According to alternate theories, the driver of the president’s limousine that day in Dallas committed the act, or it was a case of friendly fire, or that man who opened a black umbrella on that sunny day was the assassin. Maybe Joe DiMaggio was behind the assassination because—in another conspiracy— the Kennedys were responsible for his wife Marilyn Monroe’s death.
And what about the black couple on the grassy knoll who were on the scene in Dallas when JFK was shot, yet were never questioned about what they witnessed?
One group of Americans who are likely to believe the JFK conspiracy theories are African-Americans. Polls have shown that blacks and Latinos are more likely than whites to believe in them. There are a number of reasons why.
First, black people are more prone to believing conspiracies surrounding Kennedy because they have been the victims of real-life conspiracy theories that turned out to be true. They have found themselves under attack, not in theory but in reality. Take slavery and the slave trade, for instance. It is hard to debunk that one, or the conspiracy by former Confederate soldiers to terrorize and lynch blacks by forming the Ku Klux Klan. Or that blacks were sterilized by the U.S. government, or used as human guinea pigs in the Tuskegee syphilis experiment, which helps explain why blacks in surveys are more likely to believe AIDS is part of a conspiracy to commit genocide against blacks. Then there were the allegations in the San Jose Mercury News that the CIA flooded the black community with cocaine.

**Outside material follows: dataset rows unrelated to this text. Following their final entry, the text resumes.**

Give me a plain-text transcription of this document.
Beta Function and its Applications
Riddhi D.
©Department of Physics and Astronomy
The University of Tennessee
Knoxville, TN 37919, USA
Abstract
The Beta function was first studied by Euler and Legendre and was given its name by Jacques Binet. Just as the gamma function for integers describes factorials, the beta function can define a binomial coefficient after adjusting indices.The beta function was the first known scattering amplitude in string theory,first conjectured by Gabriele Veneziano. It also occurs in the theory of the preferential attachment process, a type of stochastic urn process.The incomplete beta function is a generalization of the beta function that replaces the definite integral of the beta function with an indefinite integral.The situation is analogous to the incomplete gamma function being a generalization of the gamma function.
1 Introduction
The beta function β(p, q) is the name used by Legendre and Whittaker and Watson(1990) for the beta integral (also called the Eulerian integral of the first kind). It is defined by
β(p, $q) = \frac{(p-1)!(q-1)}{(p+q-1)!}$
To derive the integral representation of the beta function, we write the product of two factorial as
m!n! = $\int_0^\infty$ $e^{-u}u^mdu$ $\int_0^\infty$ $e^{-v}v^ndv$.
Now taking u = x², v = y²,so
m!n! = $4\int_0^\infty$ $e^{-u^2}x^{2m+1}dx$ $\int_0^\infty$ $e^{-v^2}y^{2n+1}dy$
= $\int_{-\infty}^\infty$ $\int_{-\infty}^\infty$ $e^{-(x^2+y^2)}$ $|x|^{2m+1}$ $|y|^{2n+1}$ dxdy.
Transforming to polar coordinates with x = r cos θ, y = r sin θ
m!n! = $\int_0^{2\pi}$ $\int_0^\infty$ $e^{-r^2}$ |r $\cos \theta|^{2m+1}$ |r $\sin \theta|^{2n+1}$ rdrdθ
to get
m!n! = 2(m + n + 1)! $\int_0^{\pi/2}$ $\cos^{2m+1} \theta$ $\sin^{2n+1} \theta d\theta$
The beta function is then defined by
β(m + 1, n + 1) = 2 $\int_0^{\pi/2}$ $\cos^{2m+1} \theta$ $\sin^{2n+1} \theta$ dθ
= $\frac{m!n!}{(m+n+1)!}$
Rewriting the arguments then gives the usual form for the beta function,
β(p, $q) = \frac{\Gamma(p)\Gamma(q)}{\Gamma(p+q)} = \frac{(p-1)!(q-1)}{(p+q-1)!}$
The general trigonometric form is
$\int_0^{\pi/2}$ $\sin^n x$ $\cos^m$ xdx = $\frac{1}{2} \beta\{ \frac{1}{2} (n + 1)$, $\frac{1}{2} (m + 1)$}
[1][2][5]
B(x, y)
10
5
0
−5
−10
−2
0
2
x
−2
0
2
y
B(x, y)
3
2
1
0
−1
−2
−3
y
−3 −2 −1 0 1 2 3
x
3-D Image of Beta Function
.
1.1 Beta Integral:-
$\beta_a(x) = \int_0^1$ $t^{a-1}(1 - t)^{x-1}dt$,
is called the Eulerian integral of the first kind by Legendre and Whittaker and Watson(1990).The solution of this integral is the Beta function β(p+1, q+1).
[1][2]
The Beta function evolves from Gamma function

President Kennedy was a favorite of African-Americans. Before the 1960 election, Martin Luther King was arrested for a sit-in in Georgia and sent to jail, and then-presidential candidate Kennedy made a phone call to push for King’s release. Kennedy even made a phone call to Coretta Scott King. At a time when significant number of blacks voted Republican (Eisenhower received 40 percent of the black vote in 1956), this gesture could have tipped the balance in Kennedy’s favor among the black electorate in such a close race.
At the height of the civil rights movement, Kennedy gave African-Americans hope—like Abraham Lincoln a century earlier, who had advocated black voting rights and was assassinated by a Confederate spy named John Wilkes Booth. Further, black people were believed they were doomed when he was assassinated. Blacks are more likely to believe the assassination of Martin Luther King Jr. was a conspiracy, including the King family themselves.
African-Americans have had reason to believe in conspiracy theories involving their own leadership, and leaders fighting for civil rights. Since the days of Marcus Garvey, the FBI under J. Edgar Hoover targeted black leaders. Under the COINTELPRO program, which monitored and disrupted political activists and organizations in the 1960s, Hoover sought to “prevent the rise of a black messiah.”
The result was the assassination of black leaders such as Malcolm X, Dr. King, and Fred Hampton of the Black Panther Party in Chicago. Such tragic events, real conspiracies, only served to reinforce black distrust of government, even as African-Americans sought government support of civil rights legislation.
In June 1963, President Kennedy promoted civil rights as the governor of Alabama blocked integration of the University of Alabama.
“Today, we are committed to a worldwide struggle to promote and protect the rights of all who wish to be free,” the president said in a speech. “And when Americans are sent to Vietnam or West Berlin, we do not ask for whites only.”
So, it makes sense that so many African-Americans would believe in JFK conspiracy theories. After all, they know about conspiracies.